A troublesome number

The power of "666" to frighten and repel is well-documented. Traced to an ominous passage in the Book of Revelation - "Let him who has understanding calculate the number of the beast, for it is the number of a man - his number is 666" - it promises the eventual appearance of an Antichrist.

Route 666 was constructed in the 1930s and 1940s and received its number innocently enough, as the sixth roadway to be built directly off old Route 66. In 1992, however, the state of Arizona moved to abolish Route 666 within its boundaries, renaming the portion that ran south to match connecting Route 191.

A citizens petition drive is under way to rename the rest of Route 666, which begins in Gallup, N.M., and runs north 85 miles to Shiprock, then cuts across the southwest corner of Colorado to Utah.

Many of the residents along Route 666 say they try not to be superstitious. With the passing years, however, the significance of the number was not lost on the imaginative, and a sinister nickname evolved: the "Devil's Highway."

So strong is the Satanic association that the road played a small role in the controversial Oliver Stone movie, "Natural Born Killers."

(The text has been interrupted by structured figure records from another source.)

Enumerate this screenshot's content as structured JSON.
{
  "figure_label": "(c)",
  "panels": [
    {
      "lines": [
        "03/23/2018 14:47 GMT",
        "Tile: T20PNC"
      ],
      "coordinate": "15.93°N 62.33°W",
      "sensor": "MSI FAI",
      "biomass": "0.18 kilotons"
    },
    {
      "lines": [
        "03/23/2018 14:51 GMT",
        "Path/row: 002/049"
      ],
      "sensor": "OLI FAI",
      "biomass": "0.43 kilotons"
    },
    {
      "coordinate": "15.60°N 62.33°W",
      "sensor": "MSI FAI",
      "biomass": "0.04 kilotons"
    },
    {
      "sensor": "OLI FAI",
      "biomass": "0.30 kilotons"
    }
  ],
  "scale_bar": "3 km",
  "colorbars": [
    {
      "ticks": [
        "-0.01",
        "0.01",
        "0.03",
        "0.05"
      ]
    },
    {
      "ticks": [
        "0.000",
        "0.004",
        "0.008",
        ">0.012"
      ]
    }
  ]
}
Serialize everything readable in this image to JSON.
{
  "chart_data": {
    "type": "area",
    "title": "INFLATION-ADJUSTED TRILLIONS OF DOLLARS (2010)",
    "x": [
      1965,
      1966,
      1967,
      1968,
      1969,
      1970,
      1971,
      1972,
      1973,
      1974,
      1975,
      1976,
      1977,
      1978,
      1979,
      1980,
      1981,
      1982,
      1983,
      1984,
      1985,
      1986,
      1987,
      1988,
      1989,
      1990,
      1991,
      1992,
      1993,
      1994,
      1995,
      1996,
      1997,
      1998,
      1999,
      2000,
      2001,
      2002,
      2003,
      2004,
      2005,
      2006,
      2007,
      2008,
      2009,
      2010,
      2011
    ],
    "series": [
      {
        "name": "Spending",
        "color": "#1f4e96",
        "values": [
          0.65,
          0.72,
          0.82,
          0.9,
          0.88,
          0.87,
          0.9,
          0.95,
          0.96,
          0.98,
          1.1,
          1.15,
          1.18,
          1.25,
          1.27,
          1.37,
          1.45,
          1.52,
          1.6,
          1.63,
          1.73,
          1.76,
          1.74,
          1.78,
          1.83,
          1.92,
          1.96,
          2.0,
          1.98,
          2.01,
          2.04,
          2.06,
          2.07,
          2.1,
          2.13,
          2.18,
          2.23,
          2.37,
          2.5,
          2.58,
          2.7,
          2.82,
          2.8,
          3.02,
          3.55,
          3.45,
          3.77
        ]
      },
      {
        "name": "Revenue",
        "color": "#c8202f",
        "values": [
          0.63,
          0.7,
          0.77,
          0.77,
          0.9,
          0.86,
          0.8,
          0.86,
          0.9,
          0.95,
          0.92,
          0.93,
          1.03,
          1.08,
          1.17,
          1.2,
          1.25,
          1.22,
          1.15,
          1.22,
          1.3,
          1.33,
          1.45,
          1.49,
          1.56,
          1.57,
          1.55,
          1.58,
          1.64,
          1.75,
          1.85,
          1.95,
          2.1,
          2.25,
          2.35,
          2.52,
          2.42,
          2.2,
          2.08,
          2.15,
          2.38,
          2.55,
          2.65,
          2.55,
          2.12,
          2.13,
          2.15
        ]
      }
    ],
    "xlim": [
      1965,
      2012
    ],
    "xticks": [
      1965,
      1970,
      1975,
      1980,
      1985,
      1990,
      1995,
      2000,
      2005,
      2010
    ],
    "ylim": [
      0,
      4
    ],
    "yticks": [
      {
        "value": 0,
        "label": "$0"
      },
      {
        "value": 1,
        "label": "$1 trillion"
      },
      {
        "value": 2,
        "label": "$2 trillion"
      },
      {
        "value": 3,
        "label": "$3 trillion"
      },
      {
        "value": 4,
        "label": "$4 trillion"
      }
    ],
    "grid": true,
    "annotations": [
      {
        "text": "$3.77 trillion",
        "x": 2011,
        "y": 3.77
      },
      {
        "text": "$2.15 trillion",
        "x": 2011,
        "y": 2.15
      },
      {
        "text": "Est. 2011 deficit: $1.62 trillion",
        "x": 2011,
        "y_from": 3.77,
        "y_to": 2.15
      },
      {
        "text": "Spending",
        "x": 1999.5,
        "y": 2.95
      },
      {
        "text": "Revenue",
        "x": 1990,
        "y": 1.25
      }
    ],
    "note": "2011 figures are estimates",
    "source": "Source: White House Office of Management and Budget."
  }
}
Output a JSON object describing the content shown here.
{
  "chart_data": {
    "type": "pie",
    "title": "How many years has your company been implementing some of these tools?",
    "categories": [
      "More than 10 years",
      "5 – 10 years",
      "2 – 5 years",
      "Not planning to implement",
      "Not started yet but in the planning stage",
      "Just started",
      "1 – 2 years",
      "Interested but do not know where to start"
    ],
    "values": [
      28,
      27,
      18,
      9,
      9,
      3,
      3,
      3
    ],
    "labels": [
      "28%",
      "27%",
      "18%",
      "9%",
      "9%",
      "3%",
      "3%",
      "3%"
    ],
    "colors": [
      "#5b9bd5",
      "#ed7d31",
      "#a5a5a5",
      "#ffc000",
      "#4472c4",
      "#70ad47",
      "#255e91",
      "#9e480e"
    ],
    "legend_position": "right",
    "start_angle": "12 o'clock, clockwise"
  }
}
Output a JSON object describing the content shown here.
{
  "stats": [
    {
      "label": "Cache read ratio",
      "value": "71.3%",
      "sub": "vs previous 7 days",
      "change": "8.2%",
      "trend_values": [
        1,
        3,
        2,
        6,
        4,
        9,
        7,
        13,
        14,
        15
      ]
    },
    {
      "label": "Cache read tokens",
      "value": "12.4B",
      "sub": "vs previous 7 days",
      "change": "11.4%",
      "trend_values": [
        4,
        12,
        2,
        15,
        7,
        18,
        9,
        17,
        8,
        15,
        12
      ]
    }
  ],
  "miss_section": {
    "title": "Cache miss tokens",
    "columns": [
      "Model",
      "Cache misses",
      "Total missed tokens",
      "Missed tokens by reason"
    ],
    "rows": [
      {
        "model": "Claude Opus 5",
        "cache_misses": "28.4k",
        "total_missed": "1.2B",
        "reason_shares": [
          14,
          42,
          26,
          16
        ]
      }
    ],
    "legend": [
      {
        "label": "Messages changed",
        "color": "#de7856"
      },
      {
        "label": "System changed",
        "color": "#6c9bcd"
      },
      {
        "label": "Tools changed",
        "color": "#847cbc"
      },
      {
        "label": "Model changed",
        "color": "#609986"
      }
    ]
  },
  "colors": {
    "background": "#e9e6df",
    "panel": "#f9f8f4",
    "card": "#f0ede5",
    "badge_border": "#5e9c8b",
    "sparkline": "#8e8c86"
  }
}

"I don't like it out here; it gives me the creeps," said trucker Allen Rochester of Alice, Texas, who was driving from Laredo to Salt Lake City and stopped for a weight check in Shiprock. "It's a beautiful road, nice asphalt, great scenery, but I'm glad when I can get off it."

The problem is alcohol

Always a spiritual place to the Navajo, this is the country popularized by author Tony Hillerman, whose mystery novels feature Joe Leaphorn and Jim Chee, Navajo tribal police officers exploring the caves and canyons in search of outlaws - or ghostly apparitions.

It's also the country of DWI checkpoints, and outside Newcomb stands this warning, "You Booze and Cruise, You Lose."

The extent of the alcohol problem here is evident in New Mexico state police records. The two counties traversed by Route 666, McKinley and San Juan, rank as the most dangerous counties in New Mexico to drive in, based on alcohol-related accidents, said Lt. Faron Segotta of the Gallup station.

In this land where many people cannot afford a vehicle and hitchhiking is commonplace, pedestrians are involved in about 75 percent of the 15 to 20 traffic fatalities each year on Route 666. Many have been drinking.

But DWI arrests are also rampant. In McKinley, a county of about 65,000 people, police arrest nearly 2,500 intoxicated drivers a year, Segotta said, compared to Albuquerque, population 600,000, where there might be 10,000 annual DWI arrests.

In the Route 666 area, alcohol-related arrests have increased every year since 1989 by 20 to 25 percent, Segotta added, and police devote long hours to sobriety checkpoints, special patrols and alcohol-awareness programs.

But Segotta dismisses any connection between the troubles and superstitions surrounding the highway, as does the Rev. Jay McCollum, a community leader who is pastor at the First Baptist Church of Gallup.

McCollum said he thinks the tragic events on Route 666 are a matter of "personal responsibility, the choices people make."